Oracle has had cloud service offerings for a long time and in the “modern era” of cloud computing (e.g. after AWS launched) delivered PaaS and database focused services from 2011 (link).  However, IaaS offerings like AWS EC2 were only delivered in 2015.  Since then, things have moved on at a pace, although growth may be slowing.

Devil in the Detail

I have to admit to knowing little about Oracle Cloud offerings.  I have looked into them as a comparison to EC2 and other vendor instance/compute services.  It seemed that Oracle had chosen a different design model in terms of processor, memory and I/O definitions that made it difficult to compare between providers.

Ravello

The only other area I can think of where Oracle may choose to present is in relation to their Ravello platform.  Ravello Systems was acquired by Oracle in February 2016 for the princely sum of $500m and enables applications running on VMware vSphere to be ported to AWS and GCP.  That logic has been extended to Oracle Cloud, in a bid to make it easy for Oracle to acquire customers using on-premises virtualisation.

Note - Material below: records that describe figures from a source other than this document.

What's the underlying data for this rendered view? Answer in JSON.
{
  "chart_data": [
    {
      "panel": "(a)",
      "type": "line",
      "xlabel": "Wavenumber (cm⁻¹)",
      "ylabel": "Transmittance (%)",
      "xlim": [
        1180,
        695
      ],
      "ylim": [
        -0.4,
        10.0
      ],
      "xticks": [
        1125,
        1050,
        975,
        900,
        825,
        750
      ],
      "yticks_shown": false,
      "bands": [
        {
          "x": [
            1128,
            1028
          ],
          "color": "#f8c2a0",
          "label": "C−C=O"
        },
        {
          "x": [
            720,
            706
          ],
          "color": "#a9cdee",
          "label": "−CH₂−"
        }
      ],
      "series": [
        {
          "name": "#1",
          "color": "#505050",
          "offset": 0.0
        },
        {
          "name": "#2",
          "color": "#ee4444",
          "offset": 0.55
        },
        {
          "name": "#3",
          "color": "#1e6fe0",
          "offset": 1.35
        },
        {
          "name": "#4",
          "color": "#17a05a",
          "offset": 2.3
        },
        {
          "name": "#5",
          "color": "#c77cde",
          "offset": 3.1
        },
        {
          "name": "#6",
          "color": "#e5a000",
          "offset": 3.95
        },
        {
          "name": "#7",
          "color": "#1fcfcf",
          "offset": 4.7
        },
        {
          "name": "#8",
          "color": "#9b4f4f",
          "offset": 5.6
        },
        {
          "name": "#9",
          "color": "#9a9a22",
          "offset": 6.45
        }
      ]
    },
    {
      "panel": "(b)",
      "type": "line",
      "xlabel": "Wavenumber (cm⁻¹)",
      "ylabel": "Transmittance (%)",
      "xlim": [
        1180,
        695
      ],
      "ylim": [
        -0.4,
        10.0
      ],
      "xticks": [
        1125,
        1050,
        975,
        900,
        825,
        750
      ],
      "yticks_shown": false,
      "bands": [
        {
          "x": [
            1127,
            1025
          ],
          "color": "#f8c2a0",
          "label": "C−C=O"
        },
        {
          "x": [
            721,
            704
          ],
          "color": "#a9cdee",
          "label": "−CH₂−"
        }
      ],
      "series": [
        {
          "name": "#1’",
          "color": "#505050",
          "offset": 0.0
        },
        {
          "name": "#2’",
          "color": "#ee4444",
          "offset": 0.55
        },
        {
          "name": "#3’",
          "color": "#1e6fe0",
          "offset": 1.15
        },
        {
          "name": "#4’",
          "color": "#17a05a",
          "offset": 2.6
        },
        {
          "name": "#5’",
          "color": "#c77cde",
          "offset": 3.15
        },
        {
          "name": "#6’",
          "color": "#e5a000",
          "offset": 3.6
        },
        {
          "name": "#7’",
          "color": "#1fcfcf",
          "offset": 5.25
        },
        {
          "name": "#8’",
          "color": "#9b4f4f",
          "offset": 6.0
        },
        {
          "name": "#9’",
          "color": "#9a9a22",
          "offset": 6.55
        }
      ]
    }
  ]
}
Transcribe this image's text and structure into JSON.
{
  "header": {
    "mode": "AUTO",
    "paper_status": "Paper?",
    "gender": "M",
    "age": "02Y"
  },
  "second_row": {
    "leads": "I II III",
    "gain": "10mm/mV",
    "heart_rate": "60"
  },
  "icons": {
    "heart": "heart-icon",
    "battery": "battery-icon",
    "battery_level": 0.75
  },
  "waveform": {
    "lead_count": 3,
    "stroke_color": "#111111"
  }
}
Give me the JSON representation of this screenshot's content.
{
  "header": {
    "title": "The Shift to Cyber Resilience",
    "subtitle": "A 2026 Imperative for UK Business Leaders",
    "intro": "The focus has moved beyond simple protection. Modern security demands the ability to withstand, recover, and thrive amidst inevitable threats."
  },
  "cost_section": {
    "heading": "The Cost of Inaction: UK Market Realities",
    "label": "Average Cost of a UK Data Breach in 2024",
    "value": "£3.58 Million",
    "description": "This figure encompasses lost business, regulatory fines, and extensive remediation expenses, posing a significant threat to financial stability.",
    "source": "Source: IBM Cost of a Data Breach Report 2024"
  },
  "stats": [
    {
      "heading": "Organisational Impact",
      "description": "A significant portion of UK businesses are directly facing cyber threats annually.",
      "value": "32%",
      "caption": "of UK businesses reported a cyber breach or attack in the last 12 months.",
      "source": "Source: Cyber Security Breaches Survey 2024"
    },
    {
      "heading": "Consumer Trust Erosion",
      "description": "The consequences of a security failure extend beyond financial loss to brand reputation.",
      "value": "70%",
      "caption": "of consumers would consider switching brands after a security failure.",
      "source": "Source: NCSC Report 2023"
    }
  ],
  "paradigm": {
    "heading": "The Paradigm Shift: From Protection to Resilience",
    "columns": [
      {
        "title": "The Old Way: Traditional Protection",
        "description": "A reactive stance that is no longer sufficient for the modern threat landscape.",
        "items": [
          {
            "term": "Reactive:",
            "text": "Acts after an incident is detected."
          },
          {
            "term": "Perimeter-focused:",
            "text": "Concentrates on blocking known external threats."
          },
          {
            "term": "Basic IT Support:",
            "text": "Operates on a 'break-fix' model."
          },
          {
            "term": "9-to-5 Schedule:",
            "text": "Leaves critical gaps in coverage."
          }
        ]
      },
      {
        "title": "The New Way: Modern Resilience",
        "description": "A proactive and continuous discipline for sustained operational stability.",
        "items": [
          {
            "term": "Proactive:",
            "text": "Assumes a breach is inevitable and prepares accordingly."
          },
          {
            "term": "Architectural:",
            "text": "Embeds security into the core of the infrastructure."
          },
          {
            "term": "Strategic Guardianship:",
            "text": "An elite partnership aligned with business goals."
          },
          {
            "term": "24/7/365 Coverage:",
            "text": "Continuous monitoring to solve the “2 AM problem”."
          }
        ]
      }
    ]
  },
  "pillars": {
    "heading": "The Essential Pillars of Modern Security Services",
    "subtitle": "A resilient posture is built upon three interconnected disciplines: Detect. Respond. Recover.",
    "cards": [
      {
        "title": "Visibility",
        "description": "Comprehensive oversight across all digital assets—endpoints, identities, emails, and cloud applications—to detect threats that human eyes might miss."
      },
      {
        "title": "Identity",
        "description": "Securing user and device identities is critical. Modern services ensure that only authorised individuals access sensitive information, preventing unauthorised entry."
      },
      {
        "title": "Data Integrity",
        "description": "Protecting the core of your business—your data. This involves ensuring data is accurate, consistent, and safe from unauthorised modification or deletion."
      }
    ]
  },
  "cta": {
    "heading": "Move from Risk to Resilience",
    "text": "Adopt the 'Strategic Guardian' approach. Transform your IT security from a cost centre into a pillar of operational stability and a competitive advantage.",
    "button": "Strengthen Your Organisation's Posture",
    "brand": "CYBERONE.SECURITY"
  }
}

The concept of Ravello is pretty cool.  It effectively implements application portability, without a need to refactor the application itself.  Although I’ve never used it for any length of time, I have played with the platform and know of large IT organisations that find Ravello essential to their test and development operations.

The Architect’s View™

Whether Oracle chooses to present on IaaS or Ravello, we should be in for some interesting discussion.  From the IaaS side, I’d like to understand Oracle design goals and differentiation compared to say AWS or Azure.  With Ravello, I’m interested in understanding the way in which data is moved to/from a Ravello deployment.  More generally, I’m hoping to get a feel on how Oracle is expecting to retain their customer base as the previous lock-in (or stickiness) of the Oracle Database doesn’t transfer to the cloud model.  This is probably the most challenging area for the company in the coming years.